In Zimbabwe, notes the National AIDS Council of Zimbabwe (NAC), cases of HIV/Aids remain very high among sex workers and adolescents.
“While the country has made significant strides in meeting global targets of reducing new sexual infections by 2015 and reducing the HIV and AIDS prevalence rate to 13.7 percent, incidents of the disease are still high among sex workers,” says NAC monitoring and evaluation director, Amon Mpofu, during a Parliamentary Portfolio Committee on Health and Child Care workshop held in Beitbridge recently.
In South Africa, the Department of Health also asserts that between 6 percent and 20 percent of all HIV infections in the country can be linked to sex work.
In a 2013 study involving 2 180 sex workers in Johannesburg, Cape Town and Durban, 70 percent in Johannesburg tested HIV-positive.
Although the Aids response in the region has achieved numerous gains over the past decade, according to the AIDS and Right Alliance for Southern Africa (ARASA) – a regional partnership of non-governmental organisations working together to promote a human rights approach to HIV/AIDS and TB in Southern Africa through capacity building and advocacy, the epidemic is characterised by inequalities in access to services and the response is not matching up to the demand for HIV prevention services and commodities, particularly for key populations at higher risk of HIV such as sex workers and lesbian, gay, bisexual, transgender and intersex (LGBTI) people.
ARASA, the regional community partner for the 2016 International AIDS Conference in Durban recently, adds that sex workers in most countries in southern Africa are in a fix due to emerging and persistent human rights issues such as stigma and discrimination as well as harassment.
“Sex workers in Namibia and across the region report high rates of harassment, violence, rape and extortion at the hands of law enforcement agents and clients, which renders them more vulnerable to HIV infection,” says ARASA, adding: “In Namibia, as in most countries in the region, there is an inadequate implementation of protective laws and policies, contributing to the lack of access to justice when the rights of sex workers are violated.
“Sex workers also have a lack of knowledge about laws and how to go about enforcing rights and seek redress.”
As such, it (ARASA) recommends that laws related to sex work be reformed in an effort to decriminalise the selling and buying of sex by consenting adults.
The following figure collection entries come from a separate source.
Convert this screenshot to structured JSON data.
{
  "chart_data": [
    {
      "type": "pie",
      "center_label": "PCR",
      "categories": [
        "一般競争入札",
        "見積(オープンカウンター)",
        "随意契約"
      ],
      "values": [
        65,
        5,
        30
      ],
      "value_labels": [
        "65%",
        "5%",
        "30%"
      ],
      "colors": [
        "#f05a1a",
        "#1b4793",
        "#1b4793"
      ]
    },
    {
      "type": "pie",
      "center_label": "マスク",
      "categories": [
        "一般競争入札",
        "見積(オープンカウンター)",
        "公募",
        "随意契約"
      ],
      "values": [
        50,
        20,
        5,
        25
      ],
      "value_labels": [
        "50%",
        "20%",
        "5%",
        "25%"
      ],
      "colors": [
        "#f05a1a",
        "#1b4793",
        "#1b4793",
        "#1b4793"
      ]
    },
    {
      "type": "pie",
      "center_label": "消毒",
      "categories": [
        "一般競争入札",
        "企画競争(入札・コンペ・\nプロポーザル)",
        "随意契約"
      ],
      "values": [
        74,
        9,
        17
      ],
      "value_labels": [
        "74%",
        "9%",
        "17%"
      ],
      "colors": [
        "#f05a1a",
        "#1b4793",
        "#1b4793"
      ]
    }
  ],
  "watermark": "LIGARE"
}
Governments, adds ARASA, should improve access to justice for sex workers through the provision of legal services and holding perpetrators (including law enforcement officials) accountable for abuse, a fact supported by several delegates at the 21st International AIDS Conference in Durban.
“If we leave sex workers behind, HIV will spread further and further,” said celebrity Aids activist Sir Elton John. “If you give people love and compassionate and include them – like drug users, like sex workers – you leave no one behind.
He added that without health services as well as support for marginalised groups such as sex workers, the campaign to end Aids will be a disaster.
Chris Beyrer, head of the International Aids Society – the world’s largest association of HIV professionals, with members from more than 180 countries working on all fronts of the global Aids response, says police needs to be engaged if countries are serious with beating HIV.
Sex Workers Education and Advocacy Taskforce (Sweat) – a non-governmental organisation that advocates decriminalisation of sex work in South Africa, sums up that involving sex workers directly in HIV prevention programmes can empower them to look after their health, a fact supported by research from the Lancet (a weekly peer-reviewed general medical journal) edition on sex work which shows that decriminalising sex work globally would have the greatest effect on the course of the HIV epidemic, averting between 33 percent and 46 percent of HIV infections in the next decade.